As an example, I first tried splitting each line of my JSON input (each line is a full record) by commas so that I would have a list of keys and values (for eventual conversion to keyword and value maps). In Scala (for which it is easier to find Spark examples) with dummy data, this works fine:
val data = sc.parallelize(Array ("a:1,b:2","a:3,b:4"))
val keyVals = data.map(line => line.split(","))
keyVals.collect()
This returns Array[Array[String]] = Array(Array(a:1, b:2), Array(a:3, b:4)), which is at least a reasonable starting point for key-value mapping.
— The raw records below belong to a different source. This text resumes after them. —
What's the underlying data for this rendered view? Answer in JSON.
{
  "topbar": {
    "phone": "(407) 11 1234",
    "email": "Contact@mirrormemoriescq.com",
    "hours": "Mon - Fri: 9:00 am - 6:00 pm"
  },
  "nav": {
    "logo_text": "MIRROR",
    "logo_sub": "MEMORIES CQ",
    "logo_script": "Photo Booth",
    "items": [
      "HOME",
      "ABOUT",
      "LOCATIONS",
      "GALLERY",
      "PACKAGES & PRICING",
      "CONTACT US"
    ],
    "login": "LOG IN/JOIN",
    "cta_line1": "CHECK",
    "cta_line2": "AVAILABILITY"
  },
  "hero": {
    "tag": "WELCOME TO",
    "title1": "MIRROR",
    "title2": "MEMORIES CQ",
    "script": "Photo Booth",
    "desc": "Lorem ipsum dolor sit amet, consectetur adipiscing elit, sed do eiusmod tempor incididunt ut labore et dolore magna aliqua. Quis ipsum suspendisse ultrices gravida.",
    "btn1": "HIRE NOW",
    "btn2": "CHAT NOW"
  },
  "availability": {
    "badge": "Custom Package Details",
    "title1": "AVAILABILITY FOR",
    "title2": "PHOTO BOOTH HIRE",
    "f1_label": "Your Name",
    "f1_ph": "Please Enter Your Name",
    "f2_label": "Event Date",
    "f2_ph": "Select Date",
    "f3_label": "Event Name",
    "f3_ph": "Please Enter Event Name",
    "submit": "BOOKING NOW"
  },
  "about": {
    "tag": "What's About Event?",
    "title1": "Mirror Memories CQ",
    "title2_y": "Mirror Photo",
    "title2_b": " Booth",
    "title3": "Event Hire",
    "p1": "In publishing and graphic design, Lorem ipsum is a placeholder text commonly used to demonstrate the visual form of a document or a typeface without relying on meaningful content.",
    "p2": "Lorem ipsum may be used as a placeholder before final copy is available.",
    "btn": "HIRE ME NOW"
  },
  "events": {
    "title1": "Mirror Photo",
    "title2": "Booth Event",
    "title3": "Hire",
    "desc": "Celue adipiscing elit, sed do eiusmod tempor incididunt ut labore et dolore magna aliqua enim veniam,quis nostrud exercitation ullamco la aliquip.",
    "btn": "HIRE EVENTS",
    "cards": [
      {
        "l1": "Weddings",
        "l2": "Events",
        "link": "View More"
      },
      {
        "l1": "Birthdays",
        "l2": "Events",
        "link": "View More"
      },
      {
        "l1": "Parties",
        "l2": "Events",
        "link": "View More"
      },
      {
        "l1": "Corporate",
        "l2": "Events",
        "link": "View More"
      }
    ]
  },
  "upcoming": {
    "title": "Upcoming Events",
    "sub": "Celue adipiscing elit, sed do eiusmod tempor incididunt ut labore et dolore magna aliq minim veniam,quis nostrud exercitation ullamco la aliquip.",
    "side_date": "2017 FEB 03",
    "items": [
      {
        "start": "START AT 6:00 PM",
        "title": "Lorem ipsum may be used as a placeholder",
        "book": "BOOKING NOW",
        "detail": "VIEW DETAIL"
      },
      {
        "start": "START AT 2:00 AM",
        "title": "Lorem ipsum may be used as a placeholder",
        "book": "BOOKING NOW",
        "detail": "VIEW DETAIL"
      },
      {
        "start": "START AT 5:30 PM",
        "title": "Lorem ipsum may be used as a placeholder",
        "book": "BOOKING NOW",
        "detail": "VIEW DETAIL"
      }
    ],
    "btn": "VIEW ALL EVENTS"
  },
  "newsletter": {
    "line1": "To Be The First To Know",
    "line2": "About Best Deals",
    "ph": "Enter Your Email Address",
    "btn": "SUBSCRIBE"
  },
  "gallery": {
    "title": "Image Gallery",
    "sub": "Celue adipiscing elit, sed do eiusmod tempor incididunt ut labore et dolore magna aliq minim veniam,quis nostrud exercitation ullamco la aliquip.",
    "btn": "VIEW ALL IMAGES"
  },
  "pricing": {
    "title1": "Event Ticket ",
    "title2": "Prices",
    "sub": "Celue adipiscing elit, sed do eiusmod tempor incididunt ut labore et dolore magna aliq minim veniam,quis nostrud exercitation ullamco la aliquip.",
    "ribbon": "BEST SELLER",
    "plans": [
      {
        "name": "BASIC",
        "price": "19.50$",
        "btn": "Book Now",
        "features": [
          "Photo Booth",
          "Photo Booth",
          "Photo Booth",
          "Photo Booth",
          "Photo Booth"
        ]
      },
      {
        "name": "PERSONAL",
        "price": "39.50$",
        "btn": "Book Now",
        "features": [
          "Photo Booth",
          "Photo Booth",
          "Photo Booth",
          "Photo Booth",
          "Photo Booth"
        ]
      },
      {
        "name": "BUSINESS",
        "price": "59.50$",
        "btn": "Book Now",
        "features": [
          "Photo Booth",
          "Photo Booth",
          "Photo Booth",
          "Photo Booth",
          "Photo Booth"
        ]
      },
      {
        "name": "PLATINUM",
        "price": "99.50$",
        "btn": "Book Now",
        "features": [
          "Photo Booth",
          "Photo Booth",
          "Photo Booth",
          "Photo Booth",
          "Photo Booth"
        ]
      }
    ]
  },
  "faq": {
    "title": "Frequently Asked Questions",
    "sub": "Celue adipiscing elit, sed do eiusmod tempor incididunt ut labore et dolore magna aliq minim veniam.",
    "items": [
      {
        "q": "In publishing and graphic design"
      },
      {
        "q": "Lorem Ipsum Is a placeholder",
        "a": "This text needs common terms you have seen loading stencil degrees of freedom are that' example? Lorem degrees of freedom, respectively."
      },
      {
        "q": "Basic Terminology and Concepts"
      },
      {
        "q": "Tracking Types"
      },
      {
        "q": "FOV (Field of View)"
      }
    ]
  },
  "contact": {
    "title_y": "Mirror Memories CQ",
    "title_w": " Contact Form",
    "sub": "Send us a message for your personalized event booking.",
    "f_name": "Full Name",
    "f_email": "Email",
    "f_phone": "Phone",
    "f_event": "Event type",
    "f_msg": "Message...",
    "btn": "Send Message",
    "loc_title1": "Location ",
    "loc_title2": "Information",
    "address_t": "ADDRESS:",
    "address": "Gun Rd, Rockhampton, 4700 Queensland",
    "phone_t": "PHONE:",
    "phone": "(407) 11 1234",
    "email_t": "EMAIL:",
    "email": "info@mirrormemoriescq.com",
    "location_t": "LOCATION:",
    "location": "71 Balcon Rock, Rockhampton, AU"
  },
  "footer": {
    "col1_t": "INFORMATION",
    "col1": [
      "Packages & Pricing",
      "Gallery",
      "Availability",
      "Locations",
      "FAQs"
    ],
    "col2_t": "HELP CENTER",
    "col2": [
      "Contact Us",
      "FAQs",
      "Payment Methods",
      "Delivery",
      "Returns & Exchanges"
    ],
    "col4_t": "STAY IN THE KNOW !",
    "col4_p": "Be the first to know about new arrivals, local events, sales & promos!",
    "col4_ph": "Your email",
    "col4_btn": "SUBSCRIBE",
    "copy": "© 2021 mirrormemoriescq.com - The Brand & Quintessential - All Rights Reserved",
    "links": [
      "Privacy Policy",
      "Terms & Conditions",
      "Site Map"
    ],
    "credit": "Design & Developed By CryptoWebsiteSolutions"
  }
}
However, when I run the following in clojure with sparkling:
(def jsony-strings (spark/parallelize sc ["a:1,b:2","a:3,b:4"]))
(def jsony-map (->> jsony-strings
(spark/map (fn [l] (string/split l #",")))
))
(spark/collect jsony-map)
I get the usual concurrency spaghetti from the JVM, the crux of which seems to be:
2018-08-24 18:49:55,796 WARN serialization.Utils:55 - Error deserializing object (clazz: gdelt.core$fn__7437, namespace: gdelt.core)
java.lang.ClassNotFoundException: gdelt.core$fn__7437
Which is an error I seem to get pretty much anything I try to do something more complex than counts.
Can someone please point me in the right direction?
I guess I should note that my Big Problem is processing lots and lots of lines of JSON in a bigger-than-memory (400G) dataset. I will be using the JSON keys to filter, sort, calculate, etc., and the Spark pipelines looked good for both rapid parallel processing and convenient for these functions. But I am certainly open to considering other alternatives for processing this dataset.
lein cleanand restart helps. - Svante